Early brain imaging predictors of post-stroke spasticity
Songjin Ri, Stefanie Glaess-Leistner, Jörg Wissel
Neurology, Charite Universitiy of Medicine, 12203 Berlin, Germany. E-mail: firstname.lastname@example.org
Background: Post-stroke spasticity is a major factor disturbing rehabilitation and functional recovery in stroke survivors. Clinical predictors of post-stroke spasticity have often been discussed, but brain image predictors for spasticity have been insufficiently researched. The aim of this study was to use magnetic resonance imaging data to identify early brain imaging predictors for potential development of spasticity after stroke.
Methods: Consecutive patients admitted to a stroke unit were screened prospectively over 22 months. Patients with first-ever supratentorial ischaemic stroke were included in the study. Standardized clinical assessments for post-stroke spasticity were prospectively performed within 7 days and at 3 months. Brain imaging data (3 Tesla magnetic resonance imaging (3T MRI)) were collected at the baseline and evaluated.

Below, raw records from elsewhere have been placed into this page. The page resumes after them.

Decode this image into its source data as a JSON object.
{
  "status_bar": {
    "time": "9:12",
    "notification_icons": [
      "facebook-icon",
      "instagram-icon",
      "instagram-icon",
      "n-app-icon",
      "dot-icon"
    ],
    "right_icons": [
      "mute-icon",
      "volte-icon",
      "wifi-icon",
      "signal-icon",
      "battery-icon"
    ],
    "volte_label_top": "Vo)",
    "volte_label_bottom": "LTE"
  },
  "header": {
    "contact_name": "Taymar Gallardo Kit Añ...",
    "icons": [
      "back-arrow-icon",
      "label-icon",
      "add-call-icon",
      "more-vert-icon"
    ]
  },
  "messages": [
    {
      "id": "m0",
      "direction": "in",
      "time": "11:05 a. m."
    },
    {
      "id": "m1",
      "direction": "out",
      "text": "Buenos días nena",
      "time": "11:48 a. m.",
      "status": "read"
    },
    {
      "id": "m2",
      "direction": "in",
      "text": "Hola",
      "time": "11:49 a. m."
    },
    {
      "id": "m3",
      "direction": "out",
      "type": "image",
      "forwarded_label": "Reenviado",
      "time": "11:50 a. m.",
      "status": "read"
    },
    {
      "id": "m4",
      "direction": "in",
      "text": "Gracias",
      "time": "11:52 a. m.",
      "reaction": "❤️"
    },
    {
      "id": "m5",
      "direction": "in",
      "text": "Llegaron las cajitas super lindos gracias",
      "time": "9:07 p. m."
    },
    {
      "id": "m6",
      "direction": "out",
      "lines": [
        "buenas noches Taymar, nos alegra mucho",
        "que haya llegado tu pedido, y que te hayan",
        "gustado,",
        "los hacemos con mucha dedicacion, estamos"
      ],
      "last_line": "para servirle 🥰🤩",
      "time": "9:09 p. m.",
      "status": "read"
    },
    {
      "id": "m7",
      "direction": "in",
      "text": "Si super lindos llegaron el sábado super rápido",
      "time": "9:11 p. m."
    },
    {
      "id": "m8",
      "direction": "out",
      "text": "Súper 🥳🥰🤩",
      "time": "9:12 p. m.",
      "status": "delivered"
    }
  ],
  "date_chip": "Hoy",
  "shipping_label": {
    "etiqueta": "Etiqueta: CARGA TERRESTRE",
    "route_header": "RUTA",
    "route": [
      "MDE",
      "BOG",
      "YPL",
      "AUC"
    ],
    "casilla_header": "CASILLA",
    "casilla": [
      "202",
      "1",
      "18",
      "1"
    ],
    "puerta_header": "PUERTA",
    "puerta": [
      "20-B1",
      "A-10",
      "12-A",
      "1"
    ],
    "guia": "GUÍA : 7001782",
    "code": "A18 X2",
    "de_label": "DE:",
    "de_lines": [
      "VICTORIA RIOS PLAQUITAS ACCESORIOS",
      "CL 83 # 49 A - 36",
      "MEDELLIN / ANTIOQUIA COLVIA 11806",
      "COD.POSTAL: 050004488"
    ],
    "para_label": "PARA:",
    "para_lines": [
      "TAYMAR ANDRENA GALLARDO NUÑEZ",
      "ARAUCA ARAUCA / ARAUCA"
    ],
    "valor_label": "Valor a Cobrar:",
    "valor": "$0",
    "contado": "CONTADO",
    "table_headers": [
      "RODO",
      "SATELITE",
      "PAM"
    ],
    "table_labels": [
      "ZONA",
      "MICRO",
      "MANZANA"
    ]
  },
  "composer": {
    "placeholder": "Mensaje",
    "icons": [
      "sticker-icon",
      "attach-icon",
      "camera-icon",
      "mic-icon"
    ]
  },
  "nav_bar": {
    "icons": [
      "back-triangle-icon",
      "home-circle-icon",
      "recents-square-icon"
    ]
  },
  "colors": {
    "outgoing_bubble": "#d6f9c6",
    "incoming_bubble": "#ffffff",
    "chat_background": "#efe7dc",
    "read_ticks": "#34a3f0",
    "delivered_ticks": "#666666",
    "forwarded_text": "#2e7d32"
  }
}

Results: Brain imaging data from 103 stroke patients were collected in the hyperacute phase (< 7 days after stroke onset). A total of 23 patients developed post-stroke spasticity. The volumes of brain lesions involving motor network areas were significantly larger in patients with post-stroke spasticity compared with those without post-stroke spasticity (p < 0.01). Supratentorial lesion of < 0.5 cm3 were not associated with risk of post-stroke spasticity, except when the internal capsule and striatum was affected.
Conclusion: Lesions involving motor network areas are considered to be a precondition of post-stroke spasticity. There is, however, a low risk of developing post-stroke spasticity with < 0.5 cm3 volumes of supratentorial brain lesions involving motor network areas. Larger volume brain lesions involving motor network areas, e.g. > 3 cm3, were significantly more common in patients with post-stroke spasticity. Pure cortical lesions has no risk of post-stroke spasticity in stroke survivors.
Post-stroke spasticity is a major factor disturbing rehabilitation and functional recovery in stroke survivors. However, few studies have examined brain imaging predictors of post-stroke spasticity. Among patients with first-ever supratentorial ischaemic stroke, association between developing post-stroke spasticity, lesion site and lesion size were analysed in this prospective study. Every patient was clinically evaluated at baseline (7 days) and at 3 months. In magnetic resonance imaging (MRI) of the brain, small brain lesion volumes (< 0.5 cm3) were found to be associated with a low risk of developing post-stroke spasticity in patients with stroke. Larger lesion sizes (> 3 cm3) were significantly more common in patients with post-stroke spasticity and can be a positive predictor of post-stroke spasticity.